Members also discuss proposed changes to the Board of Health.
Frederick, Md (KM) An overview of an ordinance to establish a police accountability board was provided Tuesday to the Frederick County Council.
Under the bill, the police accountability board would hold quarterly meetings with law enforcement agencies to work on ways to improve policing in the county. It would also appoint civilian members to Charging Committees and trial boards, and receive complaints about officer misconduct. And on or before December 31st, the board would submit a report to the County Council, the County Executive and each municipality in Frederick County which has a police force on disciplinary trends, and make recommendations.
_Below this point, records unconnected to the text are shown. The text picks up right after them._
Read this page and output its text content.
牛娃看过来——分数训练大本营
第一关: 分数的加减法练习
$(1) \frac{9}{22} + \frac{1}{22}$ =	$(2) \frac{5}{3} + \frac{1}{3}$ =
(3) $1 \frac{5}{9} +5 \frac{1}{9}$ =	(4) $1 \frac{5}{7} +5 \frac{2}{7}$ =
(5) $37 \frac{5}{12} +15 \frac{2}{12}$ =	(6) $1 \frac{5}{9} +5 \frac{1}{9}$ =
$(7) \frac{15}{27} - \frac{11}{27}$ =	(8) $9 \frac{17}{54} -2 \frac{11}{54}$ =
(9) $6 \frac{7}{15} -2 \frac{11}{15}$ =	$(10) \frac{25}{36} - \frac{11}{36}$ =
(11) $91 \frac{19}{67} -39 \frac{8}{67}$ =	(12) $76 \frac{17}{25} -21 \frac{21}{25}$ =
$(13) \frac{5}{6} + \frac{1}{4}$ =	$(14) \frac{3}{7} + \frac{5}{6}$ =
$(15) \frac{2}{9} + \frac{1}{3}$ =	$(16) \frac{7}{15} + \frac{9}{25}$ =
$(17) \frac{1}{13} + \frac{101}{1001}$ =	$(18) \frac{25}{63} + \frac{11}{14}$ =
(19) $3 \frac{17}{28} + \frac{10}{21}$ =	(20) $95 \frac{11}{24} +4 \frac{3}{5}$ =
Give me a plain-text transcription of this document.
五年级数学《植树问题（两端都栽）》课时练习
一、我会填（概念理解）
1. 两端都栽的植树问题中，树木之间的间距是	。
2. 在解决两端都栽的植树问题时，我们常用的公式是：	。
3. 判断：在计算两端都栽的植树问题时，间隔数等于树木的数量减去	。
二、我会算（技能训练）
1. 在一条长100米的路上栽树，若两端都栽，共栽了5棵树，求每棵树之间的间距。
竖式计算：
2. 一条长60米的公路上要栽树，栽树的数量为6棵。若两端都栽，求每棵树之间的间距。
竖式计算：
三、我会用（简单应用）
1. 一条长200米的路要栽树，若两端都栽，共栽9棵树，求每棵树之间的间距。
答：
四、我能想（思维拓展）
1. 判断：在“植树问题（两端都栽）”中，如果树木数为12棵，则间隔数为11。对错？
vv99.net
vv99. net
The board would consist of five members who have a familiarity or experience with human resources, the operation of a government agency, criminal justice agency or community service organizations. They must undergo a rigorous vetting process which includes intensive in-person interview with the County Executive or that person’s designee. There would also be background research to make sure each member is free of political bias, and can make objective decisions free of outside influence.
State law does not allow active police officers to be members of this board.
“This has been a process undertaken by the County Executive not because there’s some scheme to do something,” says Chief Administrative Officer Rick Harcum, who was explaining how this proposed legislation was crafted. “This is a requirement under state law. The General Assembly passed this down. It’s happening in every county government. And early on, the County Executive decided the best way to deal with this was to work collaboratively.”
The proposed legislation also says the Board will appoint members of the charging committee and any trial board. But Councilman Steve McKay said the state law is not very specific about how that’s done. “It’s seems like that the authority to create that by the police accountability board needs to stipulated someplace, if not in the state law, than in the bill,” he said. “It can’t spring up organically, particularly if the Executive needs to appoint two members. So I think that authority needs to be established.”
This is expected to be the first of many discussions about this bill,, and it will probably undergo changes before it’s passed by the Council. It will cover the Sheriff’s Office, the Frederick Police, and the Thurmont and Brunswick Police Departments.
The County is required to have this police accountability board up and running by July 1st.
The County Executive has scheduled a town hall meeting on this issue for Monday, January 24th beginning at 7:00 PM.
Board of Health
The Council also discussed a bill on Tuesday to make changes to the Board of Health. Its membership currently consists of the County Council and the County Executive, and is chaired by the Health Officer, Dr. Barbara Brookmyer. Proposed legislation would increase the board’s membership to 13, and include four licensed health care providers, an expert on environmental health, one member from the Chamber of Commerce, an active farmer or owner of a farm operation; the Superintendent of Schools, or a designee; two members from the community at large; and one member of the County Council who would be a non-voting member.
One of the co-sponsors of the bill is Councilman Jerry Donald. “Frederick County is a place that has literally thousands of scientists and health professionals,” he said.
Councilman Kai Hagen is also a co-sponsor. He says he’s not an expert on health issues. “We have tried our best to become educated, to stay informed, to make responsible decisions, to engage in ail of discussions, to understand the issue,” he says.
But Councilman Phil Dacey says he’s opposed to changes in the Board of Health. “I’m going to strongly disagree with the whole concept to have an unelected, unaccountable board, making what I think are political decisions.” he said.
However, Councilman Steve McKay said having representation from the medical profession is a good idea. “We’re so often criticized from both spectrums–it’s not a partisan criticism–people with legitimate complaints that we’re making these decisions, and none of us knows a damn thing about–other than Dr. Brookmyer–about public health issues,” he said.
McKay also said having 13 members might make the new Board a bit unwieldy.
Council President MC Keegan-Ayer says she’s concerned with so many unelected members of the new board, its decisions could not be overridden. “And I still have issues with granting a board that is appointed the power of making decisions that could not be in some way, shape or form, overridden, curtailed, somehow or another managed by elected officials who are more answerable to the public immediately,”: she said.
The two co-sponsors are expected to rework the bill and bring it back for further discussion and a public hearing.
The Board of Health has scheduled a meeting for Thursday, January 13th beginning at 6:00 PM.